Welcome to the Metadata Millennium: A Complete Overview of What Metadata Can Do for Publishers

But supply chain metadata also includes commercial metadata: the price of the book, the date it's available for sale, perhaps things like sales territories and discounts. This also includes a lot of information the recipient (who is going to distribute or sell the book to an end user) needs to know. For physical books, the bookseller needs to know things like how many copies are in a carton, what the dimensions of the book are, how much it weighs. For ebooks, the metadata needs to convey information about file type, file size, and maybe even version.
And of course the publisher wants to include marketing metadata -- that's what helps the book sell. Subject metadata has always been used for physical books to guide the bookstore as to where to shelve the book. For ebooks, subject metadata is even more important: it's what enables users to discover books on subjects they're interested in. But marketing metadata can include a lot more, such as reviews, prizes the book has won, a bio of the author, other books by the author, and other books on the same subject.
There's a lot more metadata that can and should be included -- information about accessibility features, pedagogical information for educational books, etc. But we'll save that for later.

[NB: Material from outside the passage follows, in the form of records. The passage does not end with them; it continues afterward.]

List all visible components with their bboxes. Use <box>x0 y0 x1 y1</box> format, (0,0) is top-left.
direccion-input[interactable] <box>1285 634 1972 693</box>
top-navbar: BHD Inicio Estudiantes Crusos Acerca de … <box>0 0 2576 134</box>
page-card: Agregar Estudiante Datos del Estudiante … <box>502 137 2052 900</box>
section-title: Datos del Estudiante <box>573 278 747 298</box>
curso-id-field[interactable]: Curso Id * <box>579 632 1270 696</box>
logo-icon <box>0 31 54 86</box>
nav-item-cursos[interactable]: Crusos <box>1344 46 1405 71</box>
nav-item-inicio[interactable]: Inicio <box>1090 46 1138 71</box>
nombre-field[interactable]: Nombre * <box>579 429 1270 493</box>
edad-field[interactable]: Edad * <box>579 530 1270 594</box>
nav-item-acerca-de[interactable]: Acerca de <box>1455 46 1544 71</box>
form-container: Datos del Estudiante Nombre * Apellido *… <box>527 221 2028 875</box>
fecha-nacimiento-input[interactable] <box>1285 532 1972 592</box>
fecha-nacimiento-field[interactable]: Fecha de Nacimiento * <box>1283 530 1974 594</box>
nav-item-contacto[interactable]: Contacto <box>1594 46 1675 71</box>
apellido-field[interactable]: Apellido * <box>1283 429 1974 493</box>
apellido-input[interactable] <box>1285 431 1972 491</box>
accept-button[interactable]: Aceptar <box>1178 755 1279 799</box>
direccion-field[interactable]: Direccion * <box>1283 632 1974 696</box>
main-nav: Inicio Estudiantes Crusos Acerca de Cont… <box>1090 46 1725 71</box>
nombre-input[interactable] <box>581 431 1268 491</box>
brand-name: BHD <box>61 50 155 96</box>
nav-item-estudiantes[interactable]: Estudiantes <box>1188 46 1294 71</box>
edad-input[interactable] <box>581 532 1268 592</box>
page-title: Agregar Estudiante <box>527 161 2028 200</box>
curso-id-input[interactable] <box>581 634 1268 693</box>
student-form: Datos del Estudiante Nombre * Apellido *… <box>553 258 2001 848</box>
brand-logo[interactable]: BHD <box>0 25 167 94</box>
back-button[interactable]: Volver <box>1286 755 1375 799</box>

Three Essential Standards: ONIX, BISAC, Thema
All the supply chain metadata is tracked by a publisher's internal databases. That metadata is often in proprietary formats, which is a fancy way of saying "they just made it all up": the vocabularies and codes and database fields are whatever made sense to that publisher, often many years ago, before there was much thought about anybody outside the publishing house needing to understand them. You can imagine what a mess this can create when that metadata, which is often incomplete, inconsistent, and even incomprehensible, is sent out into the world.